Welche Bauformen haben Bipolare Kondensatoren?

Bipolar-Elkos sind in der auch für normale Elkos üblichen Rollen-Bauform mit axialen Anschlüssen verfügbar. Diese bestehen aus zwei Metallflächen, zwischen denen sich eine isolierende Schicht befindet. Üblicherweise kommen hier Kunststofffolien zur Anwendung.

Um die geforderte Spannungsfestigkeit erreichen und einhalten zu können, darf die Folie eine bestimmte Dicke nicht unterschreiten. Deshalb können Folienkondensatoren für hohe Spannung mit größeren Kapazitäten, z. B. mehr als 1 µF, recht umfangreiche Abmessungen annehmen.

Es sind auf dem Rollengehäuse mit Isolierfolie aber außer dem Kapazitäts- und Spannungswert keine Plus- und Minus-Markierungen aufgedruckt.

Was ist bei der Auswahl von Bipolar-Elkos zu beachten?
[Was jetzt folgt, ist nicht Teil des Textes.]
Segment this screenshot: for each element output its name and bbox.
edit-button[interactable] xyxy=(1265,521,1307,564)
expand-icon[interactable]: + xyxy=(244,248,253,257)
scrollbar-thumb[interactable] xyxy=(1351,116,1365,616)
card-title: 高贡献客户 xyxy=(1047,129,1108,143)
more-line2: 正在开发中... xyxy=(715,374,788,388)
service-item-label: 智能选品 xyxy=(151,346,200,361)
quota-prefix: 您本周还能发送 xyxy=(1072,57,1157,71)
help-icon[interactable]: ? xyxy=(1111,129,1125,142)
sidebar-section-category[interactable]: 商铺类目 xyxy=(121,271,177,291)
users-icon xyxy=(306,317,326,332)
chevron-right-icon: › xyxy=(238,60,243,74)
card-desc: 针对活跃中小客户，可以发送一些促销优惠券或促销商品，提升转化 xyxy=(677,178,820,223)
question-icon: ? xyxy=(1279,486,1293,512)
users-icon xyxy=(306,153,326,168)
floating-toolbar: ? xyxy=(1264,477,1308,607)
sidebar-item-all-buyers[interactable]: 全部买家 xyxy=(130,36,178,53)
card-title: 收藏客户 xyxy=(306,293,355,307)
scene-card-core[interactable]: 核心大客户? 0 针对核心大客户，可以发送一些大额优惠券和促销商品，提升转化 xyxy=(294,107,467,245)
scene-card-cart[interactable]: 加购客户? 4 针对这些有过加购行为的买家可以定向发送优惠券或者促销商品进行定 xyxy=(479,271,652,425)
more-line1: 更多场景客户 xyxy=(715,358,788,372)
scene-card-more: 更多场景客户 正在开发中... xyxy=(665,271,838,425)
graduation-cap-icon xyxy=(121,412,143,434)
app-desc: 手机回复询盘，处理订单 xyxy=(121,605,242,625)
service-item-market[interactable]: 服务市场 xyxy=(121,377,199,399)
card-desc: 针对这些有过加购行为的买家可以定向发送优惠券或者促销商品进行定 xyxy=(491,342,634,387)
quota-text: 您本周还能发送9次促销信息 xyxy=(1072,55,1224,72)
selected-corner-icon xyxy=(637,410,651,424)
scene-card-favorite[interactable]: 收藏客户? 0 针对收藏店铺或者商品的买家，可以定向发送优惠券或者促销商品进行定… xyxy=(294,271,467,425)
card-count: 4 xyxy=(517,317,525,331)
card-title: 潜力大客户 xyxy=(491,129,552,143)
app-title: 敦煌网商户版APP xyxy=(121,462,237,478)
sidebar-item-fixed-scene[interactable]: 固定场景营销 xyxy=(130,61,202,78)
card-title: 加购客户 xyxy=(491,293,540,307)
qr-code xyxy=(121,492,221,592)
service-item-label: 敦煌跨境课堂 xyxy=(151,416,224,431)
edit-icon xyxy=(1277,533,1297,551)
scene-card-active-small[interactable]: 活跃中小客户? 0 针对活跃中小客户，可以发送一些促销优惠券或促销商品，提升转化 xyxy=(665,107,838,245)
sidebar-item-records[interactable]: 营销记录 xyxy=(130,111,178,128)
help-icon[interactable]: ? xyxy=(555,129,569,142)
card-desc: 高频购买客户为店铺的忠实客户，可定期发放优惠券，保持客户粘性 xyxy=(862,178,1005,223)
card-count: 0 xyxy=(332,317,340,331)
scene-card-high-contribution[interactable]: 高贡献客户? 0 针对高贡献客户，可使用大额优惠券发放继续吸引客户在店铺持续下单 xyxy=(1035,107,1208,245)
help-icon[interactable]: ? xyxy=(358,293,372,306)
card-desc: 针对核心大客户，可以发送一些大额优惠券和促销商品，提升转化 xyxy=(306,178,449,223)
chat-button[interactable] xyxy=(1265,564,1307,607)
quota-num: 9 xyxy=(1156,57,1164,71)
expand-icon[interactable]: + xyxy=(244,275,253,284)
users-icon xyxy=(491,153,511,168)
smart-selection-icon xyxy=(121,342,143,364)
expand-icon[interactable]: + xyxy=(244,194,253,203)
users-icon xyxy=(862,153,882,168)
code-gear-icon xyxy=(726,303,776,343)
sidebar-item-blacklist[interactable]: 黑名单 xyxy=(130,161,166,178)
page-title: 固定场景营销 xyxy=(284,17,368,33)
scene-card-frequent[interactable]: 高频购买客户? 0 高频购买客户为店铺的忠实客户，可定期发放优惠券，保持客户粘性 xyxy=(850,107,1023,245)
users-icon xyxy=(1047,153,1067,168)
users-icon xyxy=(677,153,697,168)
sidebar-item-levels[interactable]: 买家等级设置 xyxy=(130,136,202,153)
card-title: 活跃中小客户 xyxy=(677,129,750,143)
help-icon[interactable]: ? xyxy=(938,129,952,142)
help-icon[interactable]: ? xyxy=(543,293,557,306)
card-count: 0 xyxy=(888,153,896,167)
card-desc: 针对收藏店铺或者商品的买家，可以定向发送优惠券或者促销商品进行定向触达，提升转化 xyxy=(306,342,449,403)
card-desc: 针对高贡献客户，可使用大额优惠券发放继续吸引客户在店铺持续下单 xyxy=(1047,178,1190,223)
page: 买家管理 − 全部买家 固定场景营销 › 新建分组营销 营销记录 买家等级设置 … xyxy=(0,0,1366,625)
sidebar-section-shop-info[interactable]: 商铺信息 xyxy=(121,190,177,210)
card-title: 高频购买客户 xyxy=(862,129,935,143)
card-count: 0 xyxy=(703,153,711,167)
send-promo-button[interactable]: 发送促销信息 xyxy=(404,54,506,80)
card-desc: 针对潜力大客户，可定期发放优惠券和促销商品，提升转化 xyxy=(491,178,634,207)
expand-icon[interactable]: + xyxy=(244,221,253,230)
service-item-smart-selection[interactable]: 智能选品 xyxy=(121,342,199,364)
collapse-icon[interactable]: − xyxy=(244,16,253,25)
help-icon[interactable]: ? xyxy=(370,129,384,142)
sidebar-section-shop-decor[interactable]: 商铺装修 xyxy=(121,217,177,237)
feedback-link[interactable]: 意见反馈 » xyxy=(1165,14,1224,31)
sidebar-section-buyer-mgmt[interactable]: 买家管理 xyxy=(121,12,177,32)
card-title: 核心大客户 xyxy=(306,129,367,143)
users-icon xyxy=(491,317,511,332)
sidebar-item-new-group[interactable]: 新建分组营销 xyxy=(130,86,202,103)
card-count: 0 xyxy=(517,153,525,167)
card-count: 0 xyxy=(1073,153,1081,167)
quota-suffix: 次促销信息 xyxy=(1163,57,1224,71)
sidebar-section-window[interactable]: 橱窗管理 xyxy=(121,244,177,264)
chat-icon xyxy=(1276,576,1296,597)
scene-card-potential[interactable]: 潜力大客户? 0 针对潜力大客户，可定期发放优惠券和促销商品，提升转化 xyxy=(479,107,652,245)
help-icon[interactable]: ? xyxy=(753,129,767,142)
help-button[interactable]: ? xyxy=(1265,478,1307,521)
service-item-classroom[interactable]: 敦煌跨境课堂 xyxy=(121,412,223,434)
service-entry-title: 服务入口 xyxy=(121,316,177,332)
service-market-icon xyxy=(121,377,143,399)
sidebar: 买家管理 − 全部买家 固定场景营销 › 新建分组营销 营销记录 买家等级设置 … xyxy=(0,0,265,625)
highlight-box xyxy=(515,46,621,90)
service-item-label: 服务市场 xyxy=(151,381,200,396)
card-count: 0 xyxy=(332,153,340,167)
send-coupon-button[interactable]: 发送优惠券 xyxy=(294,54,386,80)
Wie bei allen anderen Kondensator-Typen sind auch bei Bipolar-Elkos die in den Datenblättern angegebenen Grenzwerte im Betrieb für Spannung, auch kurzzeitige Spitzenspannungen, sowie Temperatur nicht überschritten werden. Ein für Kondensatoren und insbesondere für Elkos wichtiger Parameter ist der ESR-Wert (Equivalent Series Resistance – Serien-Ersatzwiderstand). Dieser sollte gering sein und darf während der Lebensdauer möglichst wenig zunehmen. Der ESR-Wert gibt die Summe aller seriellen Verluste des Kondensators an, der aus der Reihenschaltung der Verlustwiderstände und -Induktivität des Bauelementes besteht. Insbesondere die Induktivität bewirkt, dass die wirksame Kapazität des Kondensators mit wachsender Frequenz abnimmt.

Deshalb wird für Bipolar-Elkos im Datenblatt angegeben, bis zu welcher Frequenz die aufgedruckte Nennkapazität gilt. Wichtig ist deshalb ein geringer ESR-Wert bei Anwendungen wie beispielsweise Niederfrequenz-Frequenzweichen, bei denen es auf langfristige genaue Einhaltung der Werte der frequenzbestimmenden Bauelemente ankommt. Letztendlich bestimmt die Güte der verwendeten Kondensatoren die Klangqualität eines Lautsprechersystems. Auch das Rauschen im Lautsprecher, das sich bei HiFi-Anwendungen störend bemerkbar macht, hängt vom möglichst niedrigen ESR-Wert ab. Weil der ESR-Wert von Elkos temperaturabhängig ist, sollte darauf geachtet werden, dass die Kondensatoren im Betrieb möglichst geringen Temperaturen ausgesetzt sind. Natürlich müssen auch Bipolar-Elkos auch die Anforderungen der RoHS-Konformität erfüllen.